The COVID-19 pandemic illustrates an important lesson on the interaction between science, and the society that produces it. Scientists around the world have contributed valuable data to inform decision-making. Yet the specific data they collect, as well as its interpretation, is under continual reevaluation and debate. Knowledge is being built, tested, and revised through this process. How this knowledge is implemented in each country, in the design of public health policies such as quarantine or social distancing, further depends upon the particular cultural context involved and the scientific consensus established in that region.
The global picture is rapidly changing, and politicians repeatedly emphasize the challenge of making big decisions, with major consequences, in the midst of much uncertainty. We are asked to trust the experts, but experts in different regions are proposing different measures. While public health authorities worry about the threat of misinformation, they are less prepared for this challenge to their authority. This is particularly clear in the Netherlands, where the national public health agency has been comparatively late in acknowledging that people without symptoms can spread infection, and where the government measures just proposed are far less restrictive than in neighbouring nations.
Government leader Mark Rutte appealed recently to the “sobriety” of the country’s citizens, apparently justifying the slow response and limited proposals as a reassuringly Dutch approach. But individuals and institutions here are beginning to take more restrictive measures, and preparing for a far longer timeframe than our leaders have advised. Perhaps the government advice was intended as a first step towards these larger changes in the coming weeks, but in the absence of a credible official strategy, many are already taking on such responsibilities. A massive social shift is already underway, and that is something to be proud of.
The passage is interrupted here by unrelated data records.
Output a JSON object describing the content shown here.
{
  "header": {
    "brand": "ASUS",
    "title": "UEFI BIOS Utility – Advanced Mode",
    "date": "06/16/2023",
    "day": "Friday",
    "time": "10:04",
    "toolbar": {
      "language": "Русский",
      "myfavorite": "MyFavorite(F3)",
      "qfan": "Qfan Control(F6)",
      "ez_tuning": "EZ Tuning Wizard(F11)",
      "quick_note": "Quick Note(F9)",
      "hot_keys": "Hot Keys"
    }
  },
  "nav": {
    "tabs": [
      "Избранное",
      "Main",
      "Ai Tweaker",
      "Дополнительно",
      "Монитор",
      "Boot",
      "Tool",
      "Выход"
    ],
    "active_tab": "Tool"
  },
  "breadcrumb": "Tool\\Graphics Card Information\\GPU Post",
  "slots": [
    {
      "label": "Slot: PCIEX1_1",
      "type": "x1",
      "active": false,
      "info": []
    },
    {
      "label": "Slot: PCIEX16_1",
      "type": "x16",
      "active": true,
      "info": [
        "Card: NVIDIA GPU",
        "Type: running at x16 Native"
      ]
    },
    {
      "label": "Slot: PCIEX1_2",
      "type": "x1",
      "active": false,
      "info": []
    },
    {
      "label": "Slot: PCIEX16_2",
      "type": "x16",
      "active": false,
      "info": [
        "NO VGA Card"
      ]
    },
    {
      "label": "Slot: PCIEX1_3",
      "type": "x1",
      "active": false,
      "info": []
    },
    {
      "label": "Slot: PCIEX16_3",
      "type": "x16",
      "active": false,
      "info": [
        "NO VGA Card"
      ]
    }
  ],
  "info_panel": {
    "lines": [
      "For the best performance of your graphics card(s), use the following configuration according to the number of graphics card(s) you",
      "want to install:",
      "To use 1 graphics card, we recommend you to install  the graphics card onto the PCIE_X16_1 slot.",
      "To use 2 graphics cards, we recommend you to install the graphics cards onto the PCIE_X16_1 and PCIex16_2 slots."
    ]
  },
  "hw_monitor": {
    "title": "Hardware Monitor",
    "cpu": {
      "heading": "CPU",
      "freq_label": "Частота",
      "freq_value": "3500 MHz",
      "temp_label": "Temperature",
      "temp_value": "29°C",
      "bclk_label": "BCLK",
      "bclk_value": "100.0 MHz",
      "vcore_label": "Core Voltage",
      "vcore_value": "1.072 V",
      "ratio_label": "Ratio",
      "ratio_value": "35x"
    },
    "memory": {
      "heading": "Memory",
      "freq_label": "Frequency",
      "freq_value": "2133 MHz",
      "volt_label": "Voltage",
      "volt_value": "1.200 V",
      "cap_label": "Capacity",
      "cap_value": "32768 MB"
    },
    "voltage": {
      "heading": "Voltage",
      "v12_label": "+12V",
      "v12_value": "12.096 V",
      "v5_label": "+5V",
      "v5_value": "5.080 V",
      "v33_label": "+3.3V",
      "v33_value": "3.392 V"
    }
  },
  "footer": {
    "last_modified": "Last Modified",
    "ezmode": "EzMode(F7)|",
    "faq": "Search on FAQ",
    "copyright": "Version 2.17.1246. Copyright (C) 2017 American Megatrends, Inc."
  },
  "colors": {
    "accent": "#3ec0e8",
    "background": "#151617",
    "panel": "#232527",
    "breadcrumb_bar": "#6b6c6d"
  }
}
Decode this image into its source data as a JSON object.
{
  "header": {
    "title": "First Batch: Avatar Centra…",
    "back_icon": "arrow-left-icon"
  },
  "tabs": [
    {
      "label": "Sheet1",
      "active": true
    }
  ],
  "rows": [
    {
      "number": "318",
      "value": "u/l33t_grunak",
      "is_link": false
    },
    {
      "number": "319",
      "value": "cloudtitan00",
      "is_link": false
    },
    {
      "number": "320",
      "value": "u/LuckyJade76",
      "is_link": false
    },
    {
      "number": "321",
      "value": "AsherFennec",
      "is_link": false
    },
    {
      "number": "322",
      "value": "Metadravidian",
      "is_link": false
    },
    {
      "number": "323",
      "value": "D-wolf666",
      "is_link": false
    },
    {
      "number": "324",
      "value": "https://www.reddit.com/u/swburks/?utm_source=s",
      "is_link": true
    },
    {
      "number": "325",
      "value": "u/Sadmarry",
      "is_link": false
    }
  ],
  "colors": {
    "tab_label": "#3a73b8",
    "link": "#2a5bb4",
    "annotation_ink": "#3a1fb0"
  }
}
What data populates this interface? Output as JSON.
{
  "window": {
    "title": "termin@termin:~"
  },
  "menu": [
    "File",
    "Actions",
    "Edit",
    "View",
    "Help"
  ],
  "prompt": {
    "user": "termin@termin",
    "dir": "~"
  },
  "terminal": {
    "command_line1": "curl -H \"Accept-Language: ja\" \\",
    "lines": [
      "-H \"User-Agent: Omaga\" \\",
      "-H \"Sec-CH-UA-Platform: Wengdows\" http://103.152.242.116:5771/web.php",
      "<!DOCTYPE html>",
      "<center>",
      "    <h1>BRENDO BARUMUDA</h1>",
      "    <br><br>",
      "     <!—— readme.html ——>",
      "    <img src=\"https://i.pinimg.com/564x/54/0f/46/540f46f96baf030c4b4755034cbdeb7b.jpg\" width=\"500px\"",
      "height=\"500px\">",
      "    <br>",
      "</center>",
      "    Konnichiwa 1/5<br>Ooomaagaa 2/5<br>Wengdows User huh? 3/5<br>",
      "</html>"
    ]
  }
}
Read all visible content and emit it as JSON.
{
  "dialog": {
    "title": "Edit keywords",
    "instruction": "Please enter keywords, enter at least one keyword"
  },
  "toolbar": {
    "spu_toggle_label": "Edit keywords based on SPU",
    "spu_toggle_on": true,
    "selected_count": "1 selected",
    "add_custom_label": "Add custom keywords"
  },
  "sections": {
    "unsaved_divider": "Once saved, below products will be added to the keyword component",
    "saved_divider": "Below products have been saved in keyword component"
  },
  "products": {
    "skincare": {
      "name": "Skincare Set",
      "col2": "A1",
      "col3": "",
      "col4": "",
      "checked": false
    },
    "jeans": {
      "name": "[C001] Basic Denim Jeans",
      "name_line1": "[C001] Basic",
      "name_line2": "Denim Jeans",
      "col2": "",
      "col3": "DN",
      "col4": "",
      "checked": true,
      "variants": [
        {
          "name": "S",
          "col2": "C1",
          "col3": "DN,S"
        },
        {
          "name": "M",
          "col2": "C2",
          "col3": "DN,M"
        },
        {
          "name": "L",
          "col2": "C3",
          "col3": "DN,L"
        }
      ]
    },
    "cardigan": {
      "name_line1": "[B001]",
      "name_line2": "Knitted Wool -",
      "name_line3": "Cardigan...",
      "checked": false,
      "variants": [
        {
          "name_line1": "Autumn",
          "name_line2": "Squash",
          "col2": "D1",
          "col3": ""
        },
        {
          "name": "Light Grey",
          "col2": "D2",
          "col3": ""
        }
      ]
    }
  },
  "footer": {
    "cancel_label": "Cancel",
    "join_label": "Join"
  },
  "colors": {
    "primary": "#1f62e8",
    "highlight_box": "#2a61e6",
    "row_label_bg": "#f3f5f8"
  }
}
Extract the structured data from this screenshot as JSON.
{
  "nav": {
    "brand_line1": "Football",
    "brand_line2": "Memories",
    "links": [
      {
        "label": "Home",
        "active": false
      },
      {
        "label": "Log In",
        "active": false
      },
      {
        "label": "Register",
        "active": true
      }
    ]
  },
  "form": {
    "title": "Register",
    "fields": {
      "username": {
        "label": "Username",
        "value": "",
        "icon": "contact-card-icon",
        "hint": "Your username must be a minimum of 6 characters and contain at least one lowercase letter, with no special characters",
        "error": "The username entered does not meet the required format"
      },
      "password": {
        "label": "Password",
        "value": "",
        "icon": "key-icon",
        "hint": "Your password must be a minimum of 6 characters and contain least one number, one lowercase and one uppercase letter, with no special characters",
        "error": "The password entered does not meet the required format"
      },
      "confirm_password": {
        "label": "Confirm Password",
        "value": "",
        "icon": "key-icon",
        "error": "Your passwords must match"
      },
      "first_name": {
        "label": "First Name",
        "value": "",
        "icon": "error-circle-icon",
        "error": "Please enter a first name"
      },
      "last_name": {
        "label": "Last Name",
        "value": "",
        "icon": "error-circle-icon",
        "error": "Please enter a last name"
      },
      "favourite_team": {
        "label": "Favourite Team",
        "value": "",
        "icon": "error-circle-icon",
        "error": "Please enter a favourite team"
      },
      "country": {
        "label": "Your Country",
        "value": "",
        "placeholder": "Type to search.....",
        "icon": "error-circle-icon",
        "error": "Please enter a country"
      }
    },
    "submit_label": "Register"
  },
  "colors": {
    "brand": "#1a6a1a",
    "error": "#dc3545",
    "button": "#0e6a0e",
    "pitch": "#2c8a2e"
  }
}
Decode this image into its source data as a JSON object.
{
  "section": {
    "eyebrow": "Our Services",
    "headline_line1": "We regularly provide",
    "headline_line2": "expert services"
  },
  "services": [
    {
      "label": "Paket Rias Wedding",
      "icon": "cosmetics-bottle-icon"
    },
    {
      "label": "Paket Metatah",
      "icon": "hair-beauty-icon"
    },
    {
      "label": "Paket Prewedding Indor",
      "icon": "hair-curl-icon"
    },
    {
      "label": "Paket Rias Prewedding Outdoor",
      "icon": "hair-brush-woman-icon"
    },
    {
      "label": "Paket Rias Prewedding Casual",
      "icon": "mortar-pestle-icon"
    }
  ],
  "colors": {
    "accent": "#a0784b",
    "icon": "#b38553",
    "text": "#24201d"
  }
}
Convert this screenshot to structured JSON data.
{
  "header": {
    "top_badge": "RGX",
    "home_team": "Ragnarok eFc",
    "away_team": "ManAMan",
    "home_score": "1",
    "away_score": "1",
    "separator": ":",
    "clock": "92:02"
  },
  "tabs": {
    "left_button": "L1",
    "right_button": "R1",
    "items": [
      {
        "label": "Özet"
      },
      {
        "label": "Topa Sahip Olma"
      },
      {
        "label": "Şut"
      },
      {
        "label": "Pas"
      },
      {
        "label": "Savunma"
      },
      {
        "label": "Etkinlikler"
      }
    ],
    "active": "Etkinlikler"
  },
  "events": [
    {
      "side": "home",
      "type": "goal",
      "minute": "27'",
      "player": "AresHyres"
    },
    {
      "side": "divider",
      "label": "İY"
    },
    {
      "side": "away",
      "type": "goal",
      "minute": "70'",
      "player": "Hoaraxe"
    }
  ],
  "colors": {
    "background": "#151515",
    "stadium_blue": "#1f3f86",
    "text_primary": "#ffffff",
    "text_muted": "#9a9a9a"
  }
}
Together, we will still need to push for broader changes. We know that this virus is particularly dangerous for older people and those with underlying health issues, but the risks of falling ill, the severity of that illness, and access to treatment, will vary across all other groups. Disease does discriminate, and those living on the margins and in poverty are in more danger, with less support. There is an urgent need to address these inequalities now, as we will not be able to control the spread and severity of the pandemic so long as certain segments of society are left unprotected. We will need our leaders to work together, with us, to achieve that. And we will need to help one another, within and between nations, to improve our prospects overall.